Foldable smartphone shipments expected to reach 27.6 million units in 2025

Shawn Knight

Posts: 15,294   +192
Staff member
What just happened? Shipments of foldable smartphones, which include both flip and fold form factors, reached 7.1 million units in 2021 according to a recent report from International Data Corporation (IDC). That’s an increase of 264.3 percent over the 1.9 million units that shipped the previous year, but there’s still a lot of ground to cover before foldables will be considered serious competitors to traditional slab smartphones.

With 7.1 million units shipped, foldables represented just 0.5 percent of the overall smartphone market share in 2021. IDC projects foldable phone shipments could reach 27.6 million units in 2025 with a market value of $29 billion. Should that forecast come to fruition, foldables would still only account for 1.8 percent of the smartphone market in 2025.
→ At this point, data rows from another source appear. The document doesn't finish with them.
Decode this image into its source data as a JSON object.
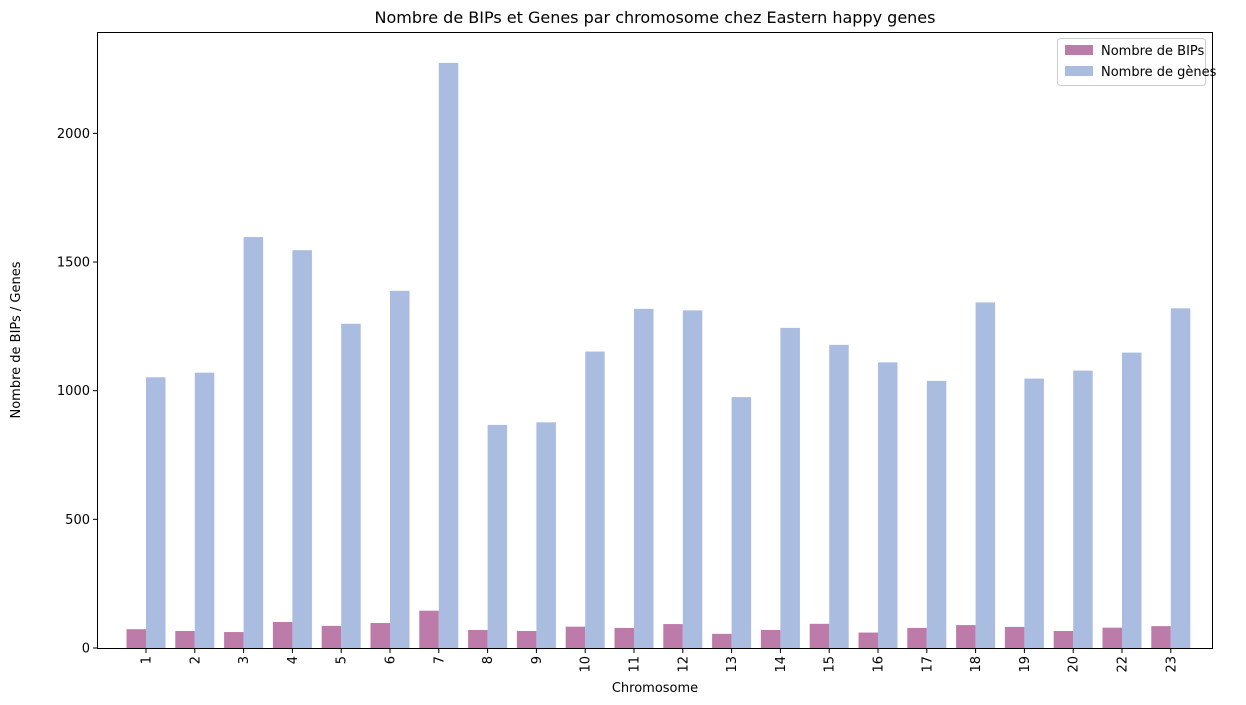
{
  "chart_data": {
    "type": "bar",
    "title": "Nombre de BIPs et Genes par chromosome chez Eastern happy genes",
    "xlabel": "Chromosome",
    "ylabel": "Nombre de BIPs / Genes",
    "categories": [
      "1",
      "2",
      "3",
      "4",
      "5",
      "6",
      "7",
      "8",
      "9",
      "10",
      "11",
      "12",
      "13",
      "14",
      "15",
      "16",
      "17",
      "18",
      "19",
      "20",
      "22",
      "23"
    ],
    "series": [
      {
        "name": "Nombre de BIPs",
        "color": "#bc7ba8",
        "values": [
          73,
          66,
          62,
          101,
          86,
          97,
          145,
          70,
          66,
          83,
          78,
          93,
          55,
          70,
          94,
          60,
          78,
          89,
          82,
          66,
          79,
          85
        ]
      },
      {
        "name": "Nombre de gènes",
        "color": "#abbce1",
        "values": [
          1052,
          1070,
          1597,
          1546,
          1260,
          1388,
          2274,
          867,
          877,
          1152,
          1318,
          1312,
          975,
          1244,
          1178,
          1110,
          1038,
          1343,
          1047,
          1078,
          1148,
          1320
        ]
      }
    ],
    "ylim": [
      0,
      2390
    ],
    "yticks": [
      0,
      500,
      1000,
      1500,
      2000
    ],
    "legend_position": "top-right",
    "grid": false
  }
}
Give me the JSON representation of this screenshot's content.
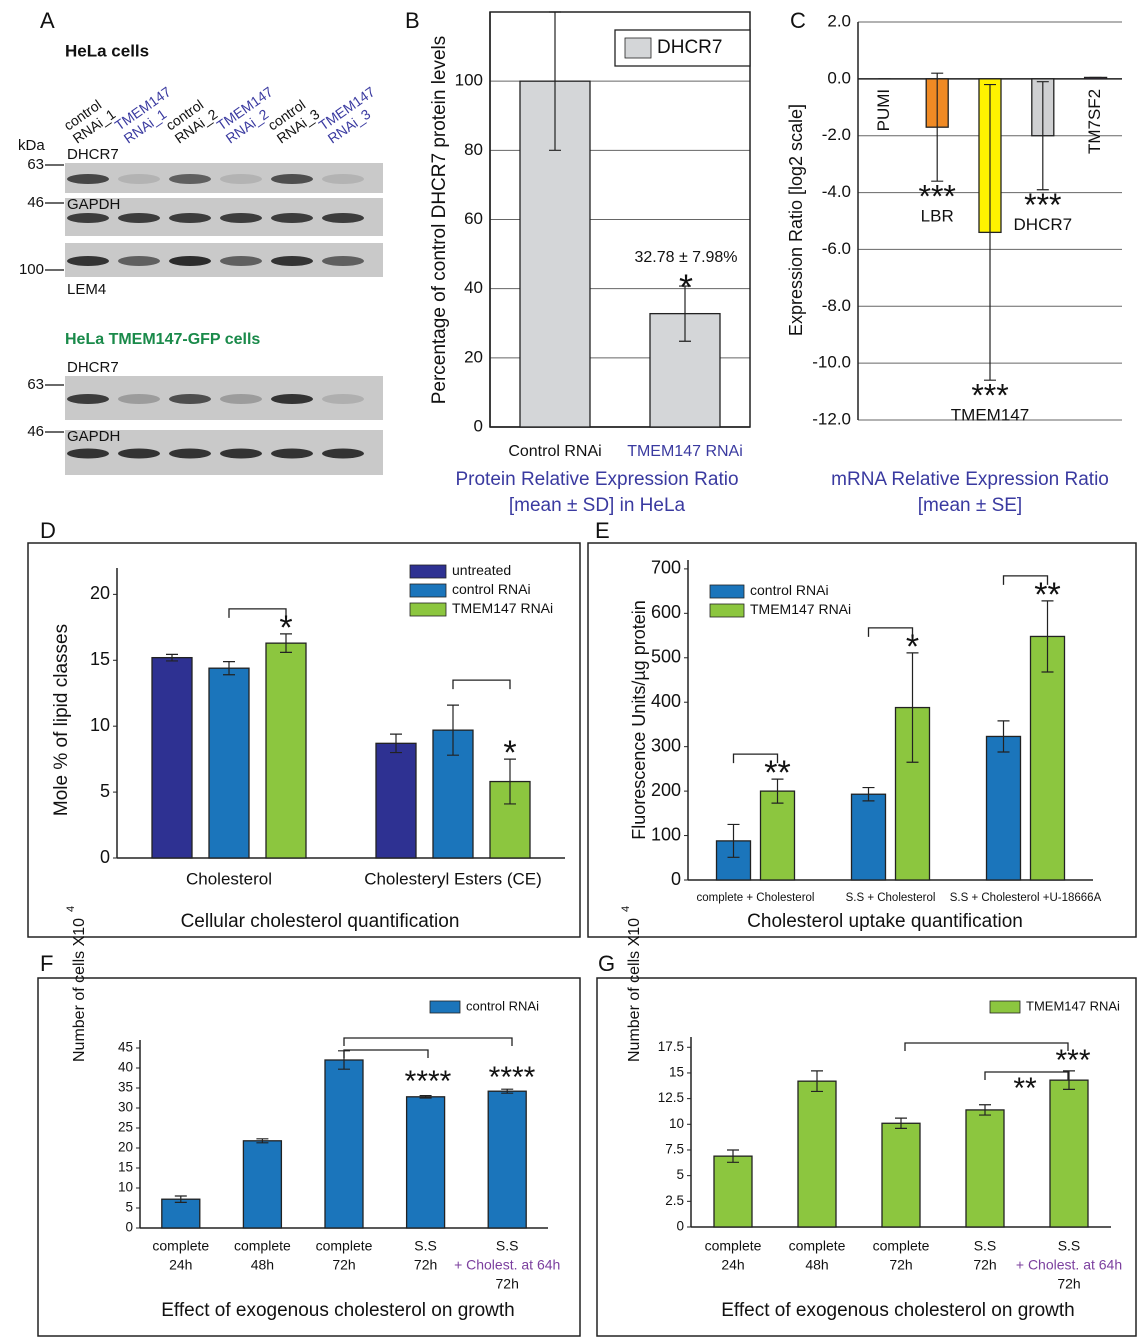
{
  "blot": {
    "panel": "A",
    "sections": [
      {
        "title": "HeLa cells",
        "unit": "kDa",
        "lanes": [
          [
            "control",
            "RNAi_1"
          ],
          [
            "TMEM147",
            "RNAi_1"
          ],
          [
            "control",
            "RNAi_2"
          ],
          [
            "TMEM147",
            "RNAi_2"
          ],
          [
            "control",
            "RNAi_3"
          ],
          [
            "TMEM147",
            "RNAi_3"
          ]
        ],
        "blots": [
          {
            "label": "DHCR7",
            "marker": "63"
          },
          {
            "label": "GAPDH",
            "marker": "46"
          },
          {
            "label": "LEM4",
            "marker": "100"
          }
        ]
      },
      {
        "title": "HeLa TMEM147-GFP cells",
        "blots": [
          {
            "label": "DHCR7",
            "marker": "63"
          },
          {
            "label": "GAPDH",
            "marker": "46"
          }
        ]
      }
    ]
  },
  "chart_data": [
    {
      "type": "bar",
      "panel": "B",
      "ylabel": "Percentage of control DHCR7 protein levels",
      "categories": [
        "Control RNAi",
        "TMEM147 RNAi"
      ],
      "series": [
        {
          "name": "DHCR7",
          "color": "#d4d6d8",
          "values": [
            100,
            32.78
          ],
          "errors": [
            20,
            7.98
          ]
        }
      ],
      "ylim": [
        0,
        120
      ],
      "yticks": [
        0,
        20,
        40,
        60,
        80,
        100
      ],
      "grid": true,
      "legend": "upper right",
      "annotations": [
        "32.78 ± 7.98%",
        "*"
      ],
      "caption": [
        "Protein Relative Expression Ratio",
        "[mean ± SD] in HeLa"
      ]
    },
    {
      "type": "bar",
      "panel": "C",
      "ylabel": "Expression Ratio [log2 scale]",
      "categories": [
        "PUMI",
        "LBR",
        "TMEM147",
        "DHCR7",
        "TM7SF2"
      ],
      "values": [
        0,
        -1.7,
        -5.4,
        -2.0,
        0.05
      ],
      "errors": [
        0,
        1.9,
        5.2,
        1.9,
        0
      ],
      "colors": [
        "#cfd0d2",
        "#f08a24",
        "#fff200",
        "#cfd0d2",
        "#7b3f8f"
      ],
      "significance": [
        null,
        "***",
        "***",
        "***",
        null
      ],
      "ylim": [
        -12,
        2
      ],
      "yticks": [
        {
          "value": -12,
          "label": "-12.0"
        },
        {
          "value": -10,
          "label": "-10.0"
        },
        {
          "value": -8,
          "label": "-8.0"
        },
        {
          "value": -6,
          "label": "-6.0"
        },
        {
          "value": -4,
          "label": "-4.0"
        },
        {
          "value": -2,
          "label": "-2.0"
        },
        {
          "value": 0,
          "label": "0.0"
        },
        {
          "value": 2,
          "label": "2.0"
        }
      ],
      "grid": true,
      "caption": [
        "mRNA Relative Expression Ratio",
        "[mean ± SE]"
      ]
    },
    {
      "type": "bar",
      "panel": "D",
      "ylabel": "Mole % of lipid classes",
      "categories": [
        "Cholesterol",
        "Cholesteryl Esters (CE)"
      ],
      "series": [
        {
          "name": "untreated",
          "color": "#2e3192",
          "values": [
            15.2,
            8.7
          ],
          "errors": [
            0.25,
            0.7
          ]
        },
        {
          "name": "control RNAi",
          "color": "#1b75bb",
          "values": [
            14.4,
            9.7
          ],
          "errors": [
            0.5,
            1.9
          ]
        },
        {
          "name": "TMEM147 RNAi",
          "color": "#8cc63f",
          "values": [
            16.3,
            5.8
          ],
          "errors": [
            0.7,
            1.7
          ],
          "significance": [
            "*",
            "*"
          ]
        }
      ],
      "ylim": [
        0,
        22
      ],
      "yticks": [
        0,
        5,
        10,
        15,
        20
      ],
      "grid": false,
      "legend": "upper right",
      "caption": "Cellular cholesterol quantification"
    },
    {
      "type": "bar",
      "panel": "E",
      "ylabel": "Fluorescence Units/µg protein",
      "categories": [
        "complete + Cholesterol",
        "S.S + Cholesterol",
        "S.S + Cholesterol +U-18666A"
      ],
      "series": [
        {
          "name": "control RNAi",
          "color": "#1b75bb",
          "values": [
            88,
            193,
            323
          ],
          "errors": [
            37,
            15,
            35
          ]
        },
        {
          "name": "TMEM147 RNAi",
          "color": "#8cc63f",
          "values": [
            200,
            388,
            548
          ],
          "errors": [
            27,
            123,
            80
          ],
          "significance": [
            "**",
            "*",
            "**"
          ]
        }
      ],
      "ylim": [
        0,
        720
      ],
      "yticks": [
        0,
        100,
        200,
        300,
        400,
        500,
        600,
        700
      ],
      "grid": false,
      "legend": "upper left",
      "caption": "Cholesterol uptake quantification"
    },
    {
      "type": "bar",
      "panel": "F",
      "ylabel": "Number of cells X10",
      "ylabel_exponent": "4",
      "categories": [
        [
          "complete",
          "24h"
        ],
        [
          "complete",
          "48h"
        ],
        [
          "complete",
          "72h"
        ],
        [
          "S.S",
          "72h"
        ],
        [
          "S.S",
          "+ Cholest. at 64h",
          "72h"
        ]
      ],
      "series": [
        {
          "name": "control RNAi",
          "color": "#1b75bb",
          "values": [
            7.2,
            21.8,
            42,
            32.8,
            34.2
          ],
          "errors": [
            0.8,
            0.5,
            2.3,
            0.3,
            0.5
          ]
        }
      ],
      "ylim": [
        0,
        47
      ],
      "yticks": [
        0,
        5,
        10,
        15,
        20,
        25,
        30,
        35,
        40,
        45
      ],
      "grid": false,
      "legend": "upper right",
      "annotations": [
        "****",
        "****"
      ],
      "caption": "Effect of exogenous cholesterol on growth"
    },
    {
      "type": "bar",
      "panel": "G",
      "ylabel": "Number of cells X10",
      "ylabel_exponent": "4",
      "categories": [
        [
          "complete",
          "24h"
        ],
        [
          "complete",
          "48h"
        ],
        [
          "complete",
          "72h"
        ],
        [
          "S.S",
          "72h"
        ],
        [
          "S.S",
          "+ Cholest. at 64h",
          "72h"
        ]
      ],
      "series": [
        {
          "name": "TMEM147 RNAi",
          "color": "#8cc63f",
          "values": [
            6.9,
            14.2,
            10.1,
            11.4,
            14.3
          ],
          "errors": [
            0.6,
            1.0,
            0.5,
            0.5,
            0.9
          ]
        }
      ],
      "ylim": [
        0,
        18.5
      ],
      "yticks": [
        0,
        2.5,
        5,
        7.5,
        10,
        12.5,
        15,
        17.5
      ],
      "grid": false,
      "legend": "upper right",
      "annotations": [
        "***",
        "**"
      ],
      "caption": "Effect of exogenous cholesterol on growth"
    }
  ]
}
Foldable smartphones are slowly but surely gaining traction with consumers, thanks in large part to efforts by Samsung.

Samsung’s Galaxy Z Flip3 effectively lowered the cost barrier for many buyers without sacrificing quality or otherwise compromising the overall experience afforded by a foldable. Launched last August, the handset starts at $999.99 - not exactly cheap, but far less expensive than the first wave of foldables.

The more interesting battle could be between form factors: flip or fold. Nabila Popal, research director with IDC's worldwide quarterly mobile phone tracker, said that although the flip seems to be more popular at the moment, it is too early in the game to declare a clear winner. As such, vendors will have to keep a close eye on the overall market to observe how trends steer the ship.

Image credit Onur Binay

Permalink to story.

 
Eventually, they will get better, but I'm not spending 1,000-2000 bucks on a folding phone, just to be "hip".
 
Well if they could demonstrate that foldables are durable longer term, they might see a surge in sales. By 2025 Fold alone will be about 6-7th gen, and you'd think by then it would be much more robust than today's efforts. I don't have any desire for the flip style, but a fold that was thinner and much more robust would definitely interest me.
 
I'm waiting the folding phone, with slide out extensions to double it's size again , then one more fold - so 8 times bigger - ( limit as always 7 folds ) .
Yeah these will become reliable cheap and common place - and kids will think it's no big deal and why didn't they always make them .
Why don't they make smart pull out films that graphics can raster out into it a bit like a CRT ( not sure if that idea is out there - feel free to patent it - I don't care ) - actually would be pretty crap to think about it. Great for Star wars prologue or move credits - still it could have a line trigger code - for normal image
 
I have yet to see any human person with a phone embrace this colossally stupid gimmick. At least water resistance had a use case. I am done with this paradigm.
 
Well if they could demonstrate that foldables are durable longer term, they might see a surge in sales. By 2025 Fold alone will be about 6-7th gen, and you'd think by then it would be much more robust than today's efforts. I don't have any desire for the flip style, but a fold that was thinner and much more robust would definitely interest me.
It would be interesting to see a poll of how many mobile phone users actually give damn about durability or longevity given how they are so keen to change phones as soon as some new over-hyped version comes along. It appears to me that they are now considered one more disposable trinket or fashion accessory.